Despite the threatened loss of $7.4 million in federal highway funds, a D.C. City Council committee rejected yesterday a proposed bill that would raise the drinking age in the District to 21.
The council's Consumer and Regulatory Affairs committee, headed by John Ray (D-At Large), refused to succumb to congressional pressure, voting 4 to 1 against the measure.
Only council member John A. Wilson (D-Ward 2), the bill's sponsor, supported it.
"I don't think this legislation will harm young people or the business community," he said.
"It tells something about values we live by."
Wilson said the District should not risk the loss of highway funds when "we are trying to figure out how to tax people to get money for things we need."
Congress adopted a program last year to try to force states to raise their drinking ages for all alcoholic beverages, and it set a deadline of October 1986 for enacting such legislation.
States that fail to approve the drinking age measure by then will lose 5 percent of their federal highway funds, and 10 percent if such legislation is not enacted by October 1987.
Thirty-one states, including Maryland and Virginia, have complied.
Effective in July, Maryland raised its drinking age for all alcoholic beverages to 21.
In Virginia, the drinking age is 21 for wine and liquor and 19 for beer. The beer drinking age is set to rise to 20 in 1986 and to 21 in 1987.

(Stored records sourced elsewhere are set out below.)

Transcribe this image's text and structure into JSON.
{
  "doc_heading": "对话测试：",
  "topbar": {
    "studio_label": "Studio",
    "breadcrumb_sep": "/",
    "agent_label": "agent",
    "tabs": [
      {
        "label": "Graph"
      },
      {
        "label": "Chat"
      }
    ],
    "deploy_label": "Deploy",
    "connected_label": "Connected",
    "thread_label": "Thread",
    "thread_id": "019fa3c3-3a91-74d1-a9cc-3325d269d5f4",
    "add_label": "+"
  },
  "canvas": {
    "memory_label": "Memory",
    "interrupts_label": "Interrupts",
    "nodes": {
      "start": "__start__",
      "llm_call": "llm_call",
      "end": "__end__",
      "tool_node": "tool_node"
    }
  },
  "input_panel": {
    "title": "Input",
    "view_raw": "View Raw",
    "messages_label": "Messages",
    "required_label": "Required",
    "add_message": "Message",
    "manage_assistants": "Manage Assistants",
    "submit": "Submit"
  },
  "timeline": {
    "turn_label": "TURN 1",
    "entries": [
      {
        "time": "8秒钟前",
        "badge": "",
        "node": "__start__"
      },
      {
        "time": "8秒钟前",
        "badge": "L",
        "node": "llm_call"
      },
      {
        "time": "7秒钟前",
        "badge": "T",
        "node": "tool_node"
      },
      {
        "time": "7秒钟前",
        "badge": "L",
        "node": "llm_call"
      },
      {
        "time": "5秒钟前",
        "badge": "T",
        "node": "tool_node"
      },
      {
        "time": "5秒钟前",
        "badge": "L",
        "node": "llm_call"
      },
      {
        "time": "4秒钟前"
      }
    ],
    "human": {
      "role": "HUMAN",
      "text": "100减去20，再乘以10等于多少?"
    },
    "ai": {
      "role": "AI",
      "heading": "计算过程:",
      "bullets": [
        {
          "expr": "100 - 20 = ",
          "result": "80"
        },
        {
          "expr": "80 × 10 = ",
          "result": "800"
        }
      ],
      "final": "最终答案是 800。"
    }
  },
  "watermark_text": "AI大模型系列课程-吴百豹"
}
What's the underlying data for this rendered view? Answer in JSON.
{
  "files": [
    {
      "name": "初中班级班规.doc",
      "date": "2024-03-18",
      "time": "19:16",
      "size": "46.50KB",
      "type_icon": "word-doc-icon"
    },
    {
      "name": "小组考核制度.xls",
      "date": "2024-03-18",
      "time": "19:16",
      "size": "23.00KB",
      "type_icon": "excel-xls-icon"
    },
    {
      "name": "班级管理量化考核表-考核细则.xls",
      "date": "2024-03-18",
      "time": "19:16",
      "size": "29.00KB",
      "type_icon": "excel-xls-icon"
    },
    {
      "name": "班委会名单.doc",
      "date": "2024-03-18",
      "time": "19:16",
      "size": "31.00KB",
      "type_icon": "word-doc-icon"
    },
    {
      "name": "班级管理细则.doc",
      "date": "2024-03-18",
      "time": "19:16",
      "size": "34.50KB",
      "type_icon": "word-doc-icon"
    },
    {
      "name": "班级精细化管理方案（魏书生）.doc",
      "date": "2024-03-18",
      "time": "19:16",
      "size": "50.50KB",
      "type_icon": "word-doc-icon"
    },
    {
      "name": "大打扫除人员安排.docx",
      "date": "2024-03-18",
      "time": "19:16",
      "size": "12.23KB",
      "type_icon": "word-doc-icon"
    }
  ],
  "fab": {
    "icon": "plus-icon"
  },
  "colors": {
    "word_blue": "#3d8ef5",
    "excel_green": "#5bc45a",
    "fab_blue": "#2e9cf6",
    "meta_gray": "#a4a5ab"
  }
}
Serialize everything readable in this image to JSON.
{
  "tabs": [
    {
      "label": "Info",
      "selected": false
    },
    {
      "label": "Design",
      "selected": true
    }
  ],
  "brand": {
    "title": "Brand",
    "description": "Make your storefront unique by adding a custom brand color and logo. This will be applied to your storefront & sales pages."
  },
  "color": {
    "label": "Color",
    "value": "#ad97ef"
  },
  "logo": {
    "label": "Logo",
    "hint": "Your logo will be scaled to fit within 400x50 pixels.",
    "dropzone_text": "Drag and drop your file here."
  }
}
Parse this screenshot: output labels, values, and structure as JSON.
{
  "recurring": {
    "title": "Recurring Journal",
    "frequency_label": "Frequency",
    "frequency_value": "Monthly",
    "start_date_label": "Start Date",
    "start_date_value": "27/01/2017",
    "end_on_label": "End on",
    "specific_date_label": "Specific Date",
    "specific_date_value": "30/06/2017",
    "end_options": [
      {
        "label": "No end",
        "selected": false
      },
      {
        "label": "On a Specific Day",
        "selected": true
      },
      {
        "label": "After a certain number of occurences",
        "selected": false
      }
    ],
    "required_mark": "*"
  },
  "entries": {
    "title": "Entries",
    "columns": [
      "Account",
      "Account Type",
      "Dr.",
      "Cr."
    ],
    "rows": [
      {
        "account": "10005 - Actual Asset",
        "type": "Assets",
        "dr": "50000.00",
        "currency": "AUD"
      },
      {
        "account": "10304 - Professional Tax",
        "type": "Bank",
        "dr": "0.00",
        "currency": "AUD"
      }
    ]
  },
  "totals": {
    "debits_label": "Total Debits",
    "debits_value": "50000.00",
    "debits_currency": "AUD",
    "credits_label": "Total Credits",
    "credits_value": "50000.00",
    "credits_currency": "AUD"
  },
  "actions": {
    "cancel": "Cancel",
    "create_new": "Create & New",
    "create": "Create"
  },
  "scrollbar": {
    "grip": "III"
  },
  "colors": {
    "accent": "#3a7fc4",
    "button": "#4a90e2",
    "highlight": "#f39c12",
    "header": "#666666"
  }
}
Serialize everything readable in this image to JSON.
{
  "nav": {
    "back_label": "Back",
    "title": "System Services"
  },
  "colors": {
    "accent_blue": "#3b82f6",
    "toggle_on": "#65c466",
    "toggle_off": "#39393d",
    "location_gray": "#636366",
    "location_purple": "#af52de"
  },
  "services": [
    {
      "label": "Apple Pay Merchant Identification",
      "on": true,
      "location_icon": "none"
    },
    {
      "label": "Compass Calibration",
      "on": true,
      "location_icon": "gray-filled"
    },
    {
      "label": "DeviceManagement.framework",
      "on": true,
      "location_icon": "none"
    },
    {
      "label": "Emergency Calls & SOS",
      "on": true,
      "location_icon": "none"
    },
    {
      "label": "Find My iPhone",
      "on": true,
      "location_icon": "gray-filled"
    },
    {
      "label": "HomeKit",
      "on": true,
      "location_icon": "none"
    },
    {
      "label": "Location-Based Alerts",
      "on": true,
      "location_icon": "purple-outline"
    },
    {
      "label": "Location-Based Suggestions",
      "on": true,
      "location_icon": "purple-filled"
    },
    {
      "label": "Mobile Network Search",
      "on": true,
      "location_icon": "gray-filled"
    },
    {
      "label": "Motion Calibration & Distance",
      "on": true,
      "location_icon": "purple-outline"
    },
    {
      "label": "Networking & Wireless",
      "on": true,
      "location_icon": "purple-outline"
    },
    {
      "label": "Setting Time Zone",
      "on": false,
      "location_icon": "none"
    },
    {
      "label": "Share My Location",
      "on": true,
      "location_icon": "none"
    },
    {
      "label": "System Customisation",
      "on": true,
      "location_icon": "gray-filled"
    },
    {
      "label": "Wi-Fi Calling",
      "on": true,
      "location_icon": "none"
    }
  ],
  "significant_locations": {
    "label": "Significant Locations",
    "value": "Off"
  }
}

Ray called Congress' drinking age program "blackmail" and praised his council colleagues for rejecting the measure.
"It is hypocritical to pass such legislation when most of us keep beer and wine in our homes and when we see it on television," Ray said.
He called the drinking age question a political issue and said 18-year-olds, who are old enough to be drafted and get married, should be treated as responsible adults.
Proponents of raising the drinking age have argued that if the District does not raise its age it will become "an oasis" for young people from neighboring states where the drinking age is 21.
But Ray, citing city police statistics for January through August 1978, said only 2.2 percent of the persons arrested for driving under the influence of alcohol were under age 20.
He said the greatest number of arrests for the offense, 19.5 percent, occurred among the 31-to-35 age group.
Statistics provided by the D.C Superior Court showed that as of Aug. 1, 5,376 persons had pleaded guilty this year to drunk driving offenses.
Of that total, 118 persons or 2.1 percent were under the age of 21; only 23 of those persons were District residents, Ray said.
Council member Polly Shackleton (D-Ward 3) read a constituent letter that said police figures show that the 18-to-21 age group does not account for a significant number of arrests for driving under the influence.
She complained that the bill "would penalize a segment of the city's population that is really not to blame for the problems of drunken driving."